Saturday, July 23, 2016

Review: The Museum of Heartbreak by Meg Leder

The Museum of Heartbreak by Meg Leder
Publisher: Simon Pulse
Release Date: June 6th, 2016
Purchase: Amazon / B&N
In this ode to all the things we gain and lose and gain again, seventeen-year-old Penelope Marx curates her own mini-museum to deal with all the heartbreaks of love, friendship, and growing up.

Welcome to the Museum of Heartbreak.

Well, actually, to Penelope Marx’s personal museum. The one she creates after coming face to face with the devastating, lonely-making butt-kicking phenomenon known as heartbreak.

Heartbreak comes in all forms: There’s Keats, the charmingly handsome new guy who couldn’t be more perfect for her. There’s possibly the worst person in the world, Cherisse, whose mission in life is to make Penelope miserable. There’s Penelope’s increasingly distant best friend Audrey. And then there’s Penelope’s other best friend, the equal-parts-infuriating-and-yet-somehow-amazing Eph, who has been all kinds of confusing lately.

But sometimes the biggest heartbreak of all is learning to let go of that wondrous time before you ever knew things could be broken.

My Thoughts:

After a slight break from reading YA contemporaries (I just wasn't in a mood!) I decided to pick up Meg Leder's upcoming novel The Museum of Heartbreak. My interest for this novel was mostly ignited by its awesome cover, and now that I have read it I am happy to say that the cover actually fits perfectly with the novel because all of the items pictured in it play a role in the story of Penelope (or just Pen), Eph, Audrey and Keats.

Pen is 17 (she is 16 at the beginning of the novel but turns 17 during it) and a junior in high school. She lives in New York (THE GREATEST CITY IN THE WORLD.... 10 points if you get the reference), loves Jane Austen and drinking hot chocolate. She has two best friends, Audrey and Eph, and sees no reason for extending her social circle. Then Keats, a handsome new guy shows up and Pen starts majorly crushing on him. Once both Audrey and Eph start to seem busy to hang out, Pen tries to control her anxiety about changes - why do Audrey and Eph feel like something needs to change when she feels like things are just as they should be?

All and all Pen is a very likable character and one I was able to identify with. At points she feels very young (she is 16/17 so she is allowed to feel young!), but she also matures a lot during the novel, so 10 points for character development and growth! I was able to relate with her dislike of change because I am totally the same - I have had the same few friends ever since I was young and I always feel strange in situations when new people are inserted to our hangouts etc. I know I should be more open, but it just fights against my nature in so many ways.

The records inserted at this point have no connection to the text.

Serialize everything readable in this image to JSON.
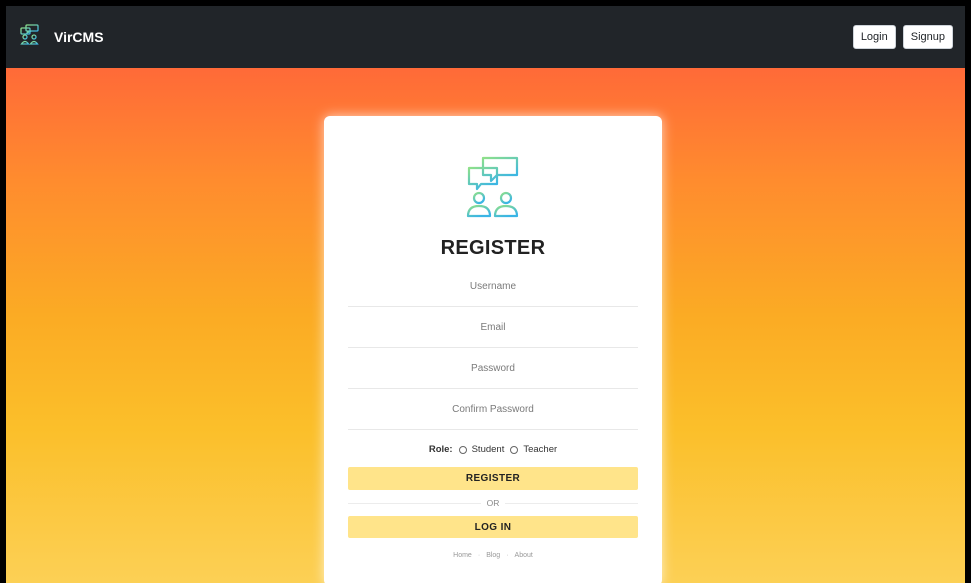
{
  "navbar": {
    "brand": "VirCMS",
    "logo_icon": "chat-users-icon",
    "login_label": "Login",
    "signup_label": "Signup"
  },
  "form": {
    "title": "REGISTER",
    "logo_icon": "chat-users-icon",
    "username_placeholder": "Username",
    "email_placeholder": "Email",
    "password_placeholder": "Password",
    "confirm_password_placeholder": "Confirm Password",
    "role_label": "Role:",
    "role_options": [
      "Student",
      "Teacher"
    ],
    "register_label": "REGISTER",
    "or_text": "OR",
    "login_label": "LOG IN"
  },
  "footer": {
    "links": [
      "Home",
      "Blog",
      "About"
    ],
    "separator": "·"
  },
  "colors": {
    "navbar_bg": "#212529",
    "gradient_top": "#ff6a38",
    "gradient_bottom": "#fcd055",
    "button_bg": "#ffe48a",
    "logo_green": "#7ed17a",
    "logo_blue": "#3ab5e6"
  }
}
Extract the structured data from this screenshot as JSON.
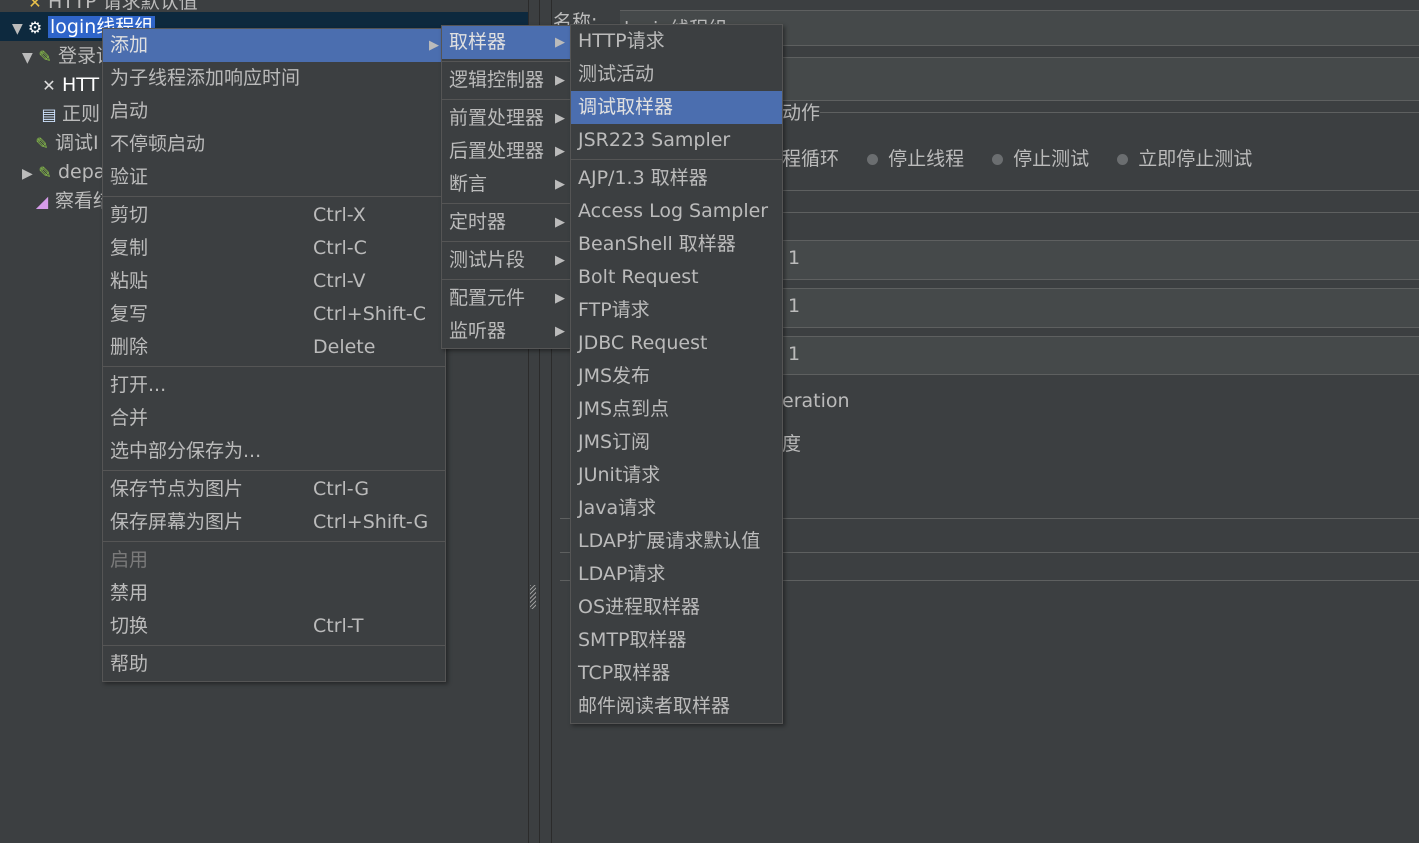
{
  "colors": {
    "background": "#3c3f41",
    "highlight": "#4b6eaf",
    "tree_selection": "#0d293e",
    "text": "#bbbbbb"
  },
  "tree": {
    "items": [
      {
        "label": "HTTP 请求默认值",
        "icon": "wrench-icon"
      },
      {
        "label": "login线程组",
        "icon": "gear-icon",
        "selected": true,
        "expanded": true
      },
      {
        "label": "登录请",
        "icon": "pipette-icon",
        "expanded": true
      },
      {
        "label": "HTT",
        "icon": "wrench-icon"
      },
      {
        "label": "正则",
        "icon": "document-icon"
      },
      {
        "label": "调试I",
        "icon": "pipette-icon"
      },
      {
        "label": "depa",
        "icon": "pipette-icon",
        "expanded": false
      },
      {
        "label": "察看结",
        "icon": "graph-icon"
      }
    ]
  },
  "right_panel": {
    "name_label": "名称:",
    "name_value": "login线程组",
    "action_group_title": "动作",
    "radio_partial": "程循环",
    "radios": [
      "停止线程",
      "停止测试",
      "立即停止测试"
    ],
    "field_values": [
      "1",
      "1",
      "1"
    ],
    "iteration_partial": "eration",
    "partial_char": "度"
  },
  "context_menu": [
    {
      "label": "添加",
      "submenu": true,
      "highlighted": true
    },
    {
      "label": "为子线程添加响应时间"
    },
    {
      "label": "启动"
    },
    {
      "label": "不停顿启动"
    },
    {
      "label": "验证"
    },
    {
      "separator": true
    },
    {
      "label": "剪切",
      "shortcut": "Ctrl-X"
    },
    {
      "label": "复制",
      "shortcut": "Ctrl-C"
    },
    {
      "label": "粘贴",
      "shortcut": "Ctrl-V"
    },
    {
      "label": "复写",
      "shortcut": "Ctrl+Shift-C"
    },
    {
      "label": "删除",
      "shortcut": "Delete"
    },
    {
      "separator": true
    },
    {
      "label": "打开..."
    },
    {
      "label": "合并"
    },
    {
      "label": "选中部分保存为..."
    },
    {
      "separator": true
    },
    {
      "label": "保存节点为图片",
      "shortcut": "Ctrl-G"
    },
    {
      "label": "保存屏幕为图片",
      "shortcut": "Ctrl+Shift-G"
    },
    {
      "separator": true
    },
    {
      "label": "启用",
      "disabled": true
    },
    {
      "label": "禁用"
    },
    {
      "label": "切换",
      "shortcut": "Ctrl-T"
    },
    {
      "separator": true
    },
    {
      "label": "帮助"
    }
  ],
  "add_submenu": [
    {
      "label": "取样器",
      "submenu": true,
      "highlighted": true
    },
    {
      "separator": true
    },
    {
      "label": "逻辑控制器",
      "submenu": true
    },
    {
      "separator": true
    },
    {
      "label": "前置处理器",
      "submenu": true
    },
    {
      "label": "后置处理器",
      "submenu": true
    },
    {
      "label": "断言",
      "submenu": true
    },
    {
      "separator": true
    },
    {
      "label": "定时器",
      "submenu": true
    },
    {
      "separator": true
    },
    {
      "label": "测试片段",
      "submenu": true
    },
    {
      "separator": true
    },
    {
      "label": "配置元件",
      "submenu": true
    },
    {
      "label": "监听器",
      "submenu": true
    }
  ],
  "sampler_submenu": [
    {
      "label": "HTTP请求"
    },
    {
      "label": "测试活动"
    },
    {
      "label": "调试取样器",
      "highlighted": true
    },
    {
      "label": "JSR223 Sampler"
    },
    {
      "separator": true
    },
    {
      "label": "AJP/1.3 取样器"
    },
    {
      "label": "Access Log Sampler"
    },
    {
      "label": "BeanShell 取样器"
    },
    {
      "label": "Bolt Request"
    },
    {
      "label": "FTP请求"
    },
    {
      "label": "JDBC Request"
    },
    {
      "label": "JMS发布"
    },
    {
      "label": "JMS点到点"
    },
    {
      "label": "JMS订阅"
    },
    {
      "label": "JUnit请求"
    },
    {
      "label": "Java请求"
    },
    {
      "label": "LDAP扩展请求默认值"
    },
    {
      "label": "LDAP请求"
    },
    {
      "label": "OS进程取样器"
    },
    {
      "label": "SMTP取样器"
    },
    {
      "label": "TCP取样器"
    },
    {
      "label": "邮件阅读者取样器"
    }
  ]
}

Let me just begin by saying that Keats is a total A-hole! He does not read "lady novels", obsessed over Kerouc and generally acts like an idiot for most of the time. But I do think that he is necessary for the novel because through relations with him Pen learns more about herself and about the people that she has surrounded herself with. Eph, on the other hand, is pretty perfect and totally made my heart flutter. Aubrey is a character I did not get much out from, and there are some decisions that she made I couldn't really agree with! Cherisse is the standard "mean girl", which is a trope I am getting kind of tired of, but I guess she is necessary for the story as well. I just wish there were more novels where girls didn't fight with each other for a boy, because in very rare cases it is worth it.

I wished there would have been more glimpses into the family life of Pen because I think her parents, especially her father, seem really interesting! It seems like the older I get the more interested I get about learning something about the parents of YA characters. I also loved the scenes with Pen and her new friends and the process Pen goes through in finding something that she might want to do in the future.

Meg Leder writes well and the novel was a quick one to read. The Museum of Heartbreak made me both laugh and cry, and I think that is always a positive sign when it comes to young adult contemporary novels. There were a few things here that bothered me (the mean girl storyline, etc) but all and all I really enjoyed it.

4 snowflakes




1 comment:

  1. Great review! I hadn't come across this one until now. I'll have to look it up, since I love my YA contemporary.